After thinking a bit, the genie came up with a wonderful idea. He searched for his magic carpet. Then he commanded it to roll itself up into a long hollow tube. Next the genie commanded his flying carpet to place one end at his old home and the other end at his new home so that it formed a sort of hollow bridge between the two bottles. Then, the genie very carefully took one jewel from inside his old home and placed it into the opening of his carpet. At once, the jewel began tumbling and rolling through the carpet tube until it reached his new home and plopped safely inside. The genie grinned happily and began rolling all his jewels through the carpet into his new home. In fact, I'm sure you can still find him sitting in his new, bigger and better bottle with all his jewels and smiling contentedly even today!
Target problem:
You are seated in front of a table. Two bowls are on the table, one within your reach and one farther away. The closer bowl contains a number of small gumballs, and the farther one is empty. Also on the table are an aluminum walking cane, a large rectangular sheet of heavy paper (posterboard), a hollow cardboard tube long enough to reach the farther bowl, scissors, string, tape, paper clips, and rubber bands. Using the materials provided, how can you transfer the balls from the filled to the empty bowl without leaving your seat?
Solution:
Take the posterboard and cut it into two pieces. Take one of the pieces and roll it up into a tube. Secure the tube with the rubber bands, tape, and paper clips. Place one end of the tube into the bowl with the gumballs and the other end into the empty bowl. Then, use the walking cane to push the gumballs through the tube until they reach the empty bowl.
Can you identify an analogy between the source story and the target problem?
The source story and the target problem both involve transferring items from one place to another. In the source story, the genie transfers jewels from one bottle to another using a flying carpet. In the target problem, the person transfers gumballs from one bowl to another using a posterboard tube. In both cases, the items are transferred without leaving the original location.
Does this analogy suggest a solution to the target problem?

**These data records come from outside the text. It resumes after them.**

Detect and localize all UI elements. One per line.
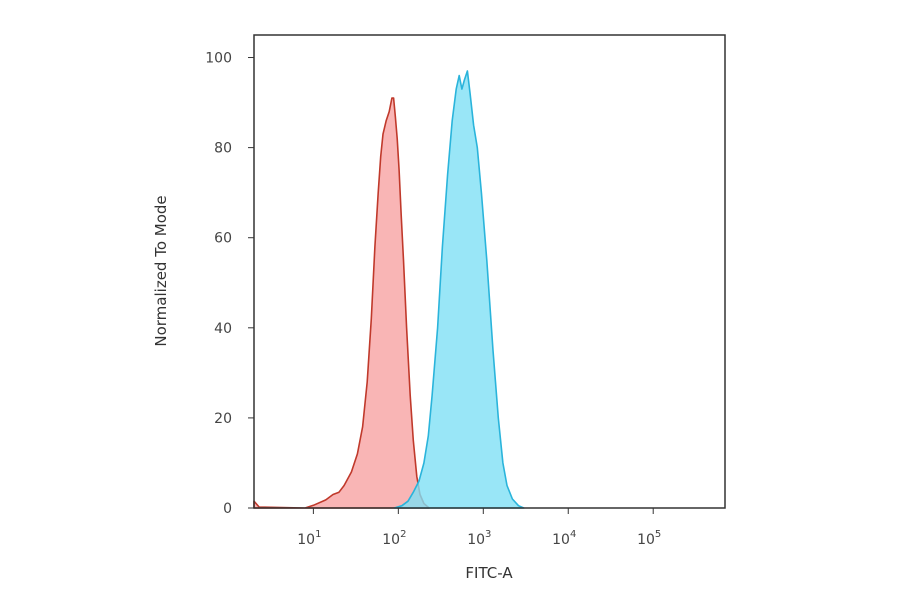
y-tick-label-6: 100: [205, 51, 232, 67]
x-tick-label-3: 103: [467, 529, 491, 548]
y-axis-ticks: 0 20 40 60 80 100: [205, 51, 254, 517]
x-tick-label-4: 104: [552, 529, 576, 548]
series-1-area: [253, 97, 430, 509]
y-axis-title: Normalized To Mode: [152, 195, 170, 346]
series-2-area: [393, 70, 525, 509]
x-tick-label-5: 105: [637, 529, 661, 548]
x-tick-label-1: 101: [297, 529, 321, 548]
x-axis-ticks: 101 102 103 104 105: [297, 508, 661, 548]
y-tick-label-1: 0: [223, 501, 232, 517]
x-tick-label-2: 102: [382, 529, 406, 548]
y-tick-label-5: 80: [214, 141, 232, 157]
y-tick-label-3: 40: [214, 321, 232, 337]
y-tick-label-4: 60: [214, 231, 232, 247]
plot-frame: [253, 34, 726, 509]
x-axis-title: FITC-A: [465, 564, 513, 582]
y-tick-label-2: 20: [214, 411, 232, 427]
series-layer: [253, 70, 525, 509]
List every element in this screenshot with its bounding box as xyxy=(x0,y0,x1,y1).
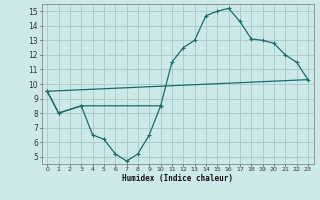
X-axis label: Humidex (Indice chaleur): Humidex (Indice chaleur) xyxy=(122,174,233,183)
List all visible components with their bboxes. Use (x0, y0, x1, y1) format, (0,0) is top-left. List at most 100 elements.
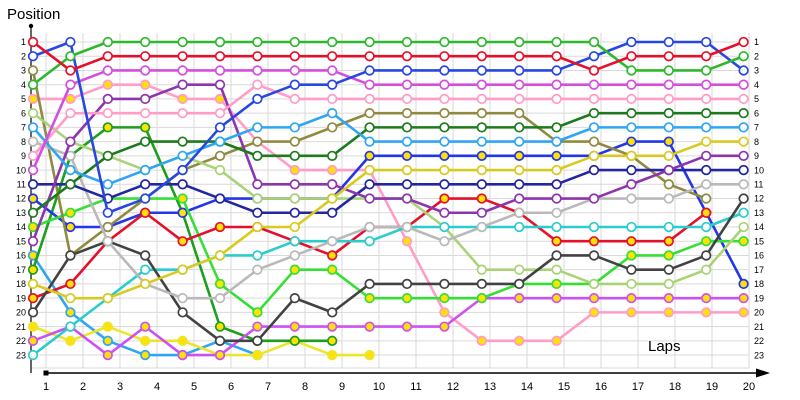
data-point-car-start-13 (439, 122, 450, 133)
data-point-car-start-04 (514, 36, 525, 48)
data-point-car-start-15 (514, 193, 525, 204)
axis-origin-dot (43, 370, 49, 376)
data-point-car-start-20 (738, 193, 749, 204)
x-tick-label: 14 (521, 381, 533, 393)
y-tick-label-right: 22 (754, 336, 764, 346)
data-point-car-start-01 (551, 51, 562, 62)
data-point-car-start-15 (663, 164, 674, 176)
data-point-car-start-11 (252, 207, 263, 218)
data-point-car-start-05 (289, 164, 300, 176)
y-tick-label-left: 18 (16, 279, 26, 289)
data-point-car-start-08 (27, 136, 39, 147)
data-point-car-start-14 (289, 264, 300, 275)
data-point-car-start-13 (177, 136, 188, 147)
data-point-car-start-07 (701, 122, 712, 133)
data-point-car-start-22 (738, 292, 749, 304)
data-point-car-start-18 (289, 221, 300, 233)
y-tick-label-right: 7 (754, 123, 759, 133)
y-tick-label-left: 23 (16, 350, 26, 360)
data-point-car-start-20 (27, 307, 39, 318)
data-point-car-start-08 (439, 236, 450, 247)
data-point-car-start-22 (102, 349, 113, 361)
data-point-car-start-20 (140, 250, 151, 261)
data-point-car-start-20 (551, 250, 562, 261)
data-point-car-start-03 (701, 193, 712, 204)
series-line-car-start-14 (31, 197, 745, 314)
data-point-car-start-10 (439, 79, 450, 90)
data-point-car-start-15 (626, 179, 637, 190)
data-point-car-start-05 (102, 79, 113, 90)
data-point-car-start-15 (738, 150, 749, 161)
data-point-car-start-23 (439, 221, 450, 233)
y-tick-label-left: 13 (16, 208, 26, 218)
data-point-car-start-15 (439, 207, 450, 218)
data-point-car-start-18 (588, 150, 600, 161)
y-tick-label-left: 3 (21, 66, 26, 76)
data-point-car-start-06 (214, 164, 226, 176)
data-point-car-start-19 (701, 207, 712, 218)
data-point-car-start-11 (289, 207, 300, 218)
data-point-car-start-03 (588, 136, 600, 147)
x-tick-label: 11 (410, 381, 421, 393)
data-point-car-start-02 (289, 79, 300, 90)
data-point-car-start-14 (65, 207, 76, 218)
y-tick-label-right: 3 (754, 66, 759, 76)
data-point-car-start-10 (514, 79, 525, 90)
data-point-car-start-23 (289, 236, 300, 247)
data-point-car-start-02 (514, 65, 525, 76)
data-point-car-start-15 (364, 193, 375, 204)
data-point-car-start-06 (252, 193, 263, 204)
data-point-car-start-09 (65, 107, 76, 119)
series-line-car-start-15 (31, 83, 745, 243)
x-tick-label: 8 (302, 381, 308, 393)
data-point-car-start-10 (214, 65, 226, 76)
data-point-car-start-07 (177, 150, 188, 161)
data-point-car-start-05 (401, 236, 413, 247)
data-point-car-start-15 (327, 179, 338, 190)
data-point-car-start-22 (588, 292, 600, 304)
data-point-car-start-13 (663, 107, 674, 119)
data-point-car-start-04 (65, 51, 76, 62)
data-point-car-start-15 (177, 79, 188, 90)
data-point-car-start-04 (252, 36, 263, 48)
data-point-car-start-05 (327, 164, 338, 176)
data-point-car-start-03 (514, 107, 525, 119)
data-point-car-start-22 (289, 321, 300, 332)
data-point-car-start-14 (476, 292, 487, 304)
data-point-car-start-05 (551, 335, 562, 346)
series-line-car-start-22 (31, 296, 745, 357)
data-point-car-start-10 (364, 79, 375, 90)
data-point-car-start-02 (177, 164, 188, 176)
data-point-car-start-11 (476, 179, 487, 190)
data-point-car-start-06 (663, 278, 674, 290)
data-point-car-start-11 (401, 179, 413, 190)
data-point-car-start-01 (663, 51, 674, 62)
x-tick-label: 13 (484, 381, 496, 393)
x-axis-arrow-icon (756, 368, 770, 378)
y-tick-label-left: 12 (16, 194, 26, 204)
data-point-car-start-14 (626, 250, 637, 261)
data-point-car-start-14 (327, 264, 338, 275)
data-point-car-start-08 (252, 264, 263, 275)
data-point-car-start-02 (439, 65, 450, 76)
data-point-car-start-09 (364, 93, 375, 105)
y-tick-label-left: 14 (16, 222, 26, 232)
data-point-car-start-20 (701, 250, 712, 261)
data-point-car-start-13 (476, 122, 487, 133)
data-point-car-start-17 (214, 321, 226, 332)
data-point-car-start-09 (588, 93, 600, 105)
data-point-car-start-07 (364, 136, 375, 147)
data-point-car-start-15 (476, 207, 487, 218)
data-point-car-start-16 (102, 335, 113, 346)
data-point-car-start-21 (364, 349, 375, 361)
data-point-car-start-01 (701, 51, 712, 62)
data-point-car-start-02 (588, 51, 600, 62)
data-point-car-start-20 (663, 264, 674, 275)
data-point-car-start-07 (738, 122, 749, 133)
data-point-car-start-17 (327, 335, 338, 346)
data-point-car-start-10 (588, 79, 600, 90)
series-line-car-start-09 (31, 83, 745, 158)
data-point-car-start-01 (439, 51, 450, 62)
data-point-car-start-21 (27, 321, 39, 332)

Yes, the analogy suggests a solution to the target problem. The solution is to use a posterboard tube to transfer the gumballs from one bowl to the other. This is similar to how the genie used a flying carpet to transfer the jewels from one bottle to the other. Who or what in the target problem is most analogous to the genie's old home in the source story? The bowl with the gumballs is most analogous to the genie's old home in the source story. Both contain items that need to be transferred to a new location. Who or what in the target problem is most analogous to the genie's new home in the source story? The empty bowl is most analogous to the genie's new home in the source story. Both are the destination for items that need to be transferred from an old location. Who or what in the target problem is most analogous to the jewels in the source story? The gumballs in the target problem are most analogous to the jewels in the source story. Both are items that need to be transferred from one location to another.
Who or what in the target problem is most analogous to the magic staff in the source story?
The posterboard tube in the target problem is most analogous to the magic carpet in the source story. Both are used to transfer items from one location to another.